First, setup a cube.js defining the dbType:

module.exports = {
  dbType: 'duckdb',
}

Then, define the driverFactory, and configure the access to the GCS bucket:

const driverFactory = async () => {
  const { DuckDBDriver } = require('@cubejs-backend/duckdb-driver');

  return new DuckDBDriver({
    database: ':memory:',
    initSql: `
      INSTALL httpfs;
      LOAD httpfs;

      CREATE SECRET (
        TYPE gcs,
        KEY_ID 'YOUR_KEY_ID',
        SECRET 'YOUR_SECRET_ID'
      );
    `,
  });
}

Finally, add to initSql the commands to setup our views and access our data:

CREATE VIEW orders AS
SELECT * FROM read_parquet('gs://tmp-bucket/orders/*.parquet');

CREATE VIEW products AS
SELECT * FROM read_parquet('gs://tmp-bucket/products/*.parquet');

CREATE VIEW line_items AS
SELECT * FROM read_parquet('gs://tmp-bucket/line_items/*.parquet');

CREATE VIEW users AS
SELECT * FROM read_parquet('gs://tmp-bucket/users/*.parquet');

CREATE VIEW inventory_transactions AS
SELECT * FROM read_parquet('gs://tmp-bucket/inventory/*.parquet');

Key Implementation Details

Views, Not Tables: I specifically used CREATE VIEW instead of CREATE TABLE AS to avoid loading all the data into memory. Views just store the query definition - DuckDB streams the Parquet data chunk by chunk when you actually query it. With tables, DuckDB would copy everything into its internal format, eating up memory or disk space.

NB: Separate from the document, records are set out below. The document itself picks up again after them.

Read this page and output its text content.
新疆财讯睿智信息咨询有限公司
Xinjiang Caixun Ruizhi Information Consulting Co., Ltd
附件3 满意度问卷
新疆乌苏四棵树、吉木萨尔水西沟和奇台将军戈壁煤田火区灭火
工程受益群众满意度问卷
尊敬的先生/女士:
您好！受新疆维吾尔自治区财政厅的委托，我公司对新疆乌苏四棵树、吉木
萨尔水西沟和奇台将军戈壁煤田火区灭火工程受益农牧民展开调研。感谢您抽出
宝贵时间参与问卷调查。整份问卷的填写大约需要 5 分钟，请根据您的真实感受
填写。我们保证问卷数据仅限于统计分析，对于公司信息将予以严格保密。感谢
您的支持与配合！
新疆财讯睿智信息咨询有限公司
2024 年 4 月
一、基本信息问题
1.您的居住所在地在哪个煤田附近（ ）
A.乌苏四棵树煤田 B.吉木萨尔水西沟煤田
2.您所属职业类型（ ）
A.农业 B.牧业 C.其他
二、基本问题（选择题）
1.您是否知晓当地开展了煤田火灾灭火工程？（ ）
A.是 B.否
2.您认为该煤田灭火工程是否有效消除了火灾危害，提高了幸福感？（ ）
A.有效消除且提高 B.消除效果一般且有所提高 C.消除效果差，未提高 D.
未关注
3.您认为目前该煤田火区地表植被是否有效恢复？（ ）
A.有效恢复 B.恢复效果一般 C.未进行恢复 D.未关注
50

Zero Infrastructure: The :memory: database means no provisioning. Each Cube process gets a fresh DuckDB instance that reads directly from existing Parquet files.

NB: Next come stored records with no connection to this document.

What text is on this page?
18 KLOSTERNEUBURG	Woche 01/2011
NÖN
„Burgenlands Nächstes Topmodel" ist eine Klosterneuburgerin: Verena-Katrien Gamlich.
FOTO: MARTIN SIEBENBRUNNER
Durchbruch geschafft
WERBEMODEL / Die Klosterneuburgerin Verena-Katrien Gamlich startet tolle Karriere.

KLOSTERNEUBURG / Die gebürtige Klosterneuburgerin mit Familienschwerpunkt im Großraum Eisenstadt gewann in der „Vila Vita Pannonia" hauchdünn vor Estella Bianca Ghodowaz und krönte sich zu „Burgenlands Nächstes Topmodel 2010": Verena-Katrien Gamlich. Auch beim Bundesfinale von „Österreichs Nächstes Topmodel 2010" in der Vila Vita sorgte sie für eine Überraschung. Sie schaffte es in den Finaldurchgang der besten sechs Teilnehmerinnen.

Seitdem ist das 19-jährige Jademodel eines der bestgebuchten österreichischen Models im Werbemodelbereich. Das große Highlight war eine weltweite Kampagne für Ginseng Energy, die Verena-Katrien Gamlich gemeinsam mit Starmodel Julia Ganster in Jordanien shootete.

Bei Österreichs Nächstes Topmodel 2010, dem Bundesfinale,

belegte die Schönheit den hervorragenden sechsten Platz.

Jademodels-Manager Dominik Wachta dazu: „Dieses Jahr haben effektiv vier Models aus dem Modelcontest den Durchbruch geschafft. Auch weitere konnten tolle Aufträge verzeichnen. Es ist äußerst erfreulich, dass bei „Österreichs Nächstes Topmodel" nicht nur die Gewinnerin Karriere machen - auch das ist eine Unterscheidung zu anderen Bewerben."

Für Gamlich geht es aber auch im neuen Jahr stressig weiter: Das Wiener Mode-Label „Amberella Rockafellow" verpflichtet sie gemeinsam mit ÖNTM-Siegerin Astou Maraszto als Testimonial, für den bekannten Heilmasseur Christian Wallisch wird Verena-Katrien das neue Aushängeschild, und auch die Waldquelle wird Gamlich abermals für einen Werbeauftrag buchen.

Direct Access: No ETL pipeline, no data loading. The read_parquet() function streams data directly from GCS, and DuckDB's columnar engine only fetches the columns needed for each query.

Wildcard Patterns: The /*.parquet pattern lets you treat multiple files as a single table without any preprocessing. Perfect for data that's already partitioned by date or other dimensions.

Performance Characteristics

In this example, you could run complex queries across orders, products, line items, and inventory - joining across millions of rows within seconds. What would normally require hours of data pipeline setup can be done immediately.

DuckDB's aggressive caching means the first query might take a few seconds to fetch metadata, but subsequent queries run pretty much instantly even on larger datasets.

Trade-offs

Benefits:

Zero data movement—queries run directly against GCS files
No infrastructure to manage
Instant setup for ad-hoc analysis
Reuses existing Parquet files from other processes

Drawbacks:

:memory: means state vanishes on restart
Not suitable for production workloads
Performance degrades on datasets larger than available RAM

Notes

This pattern works for any quick data investigation. Got Parquet files? Throw them in GCS, point Cube at them with this config, and you're analyzing data in minutes. For more permanent setups, swap :memory: for a file path to persist the DuckDB catalog between restarts.

Your data lake is already an OLAP database. You just need DuckDB to unlock it.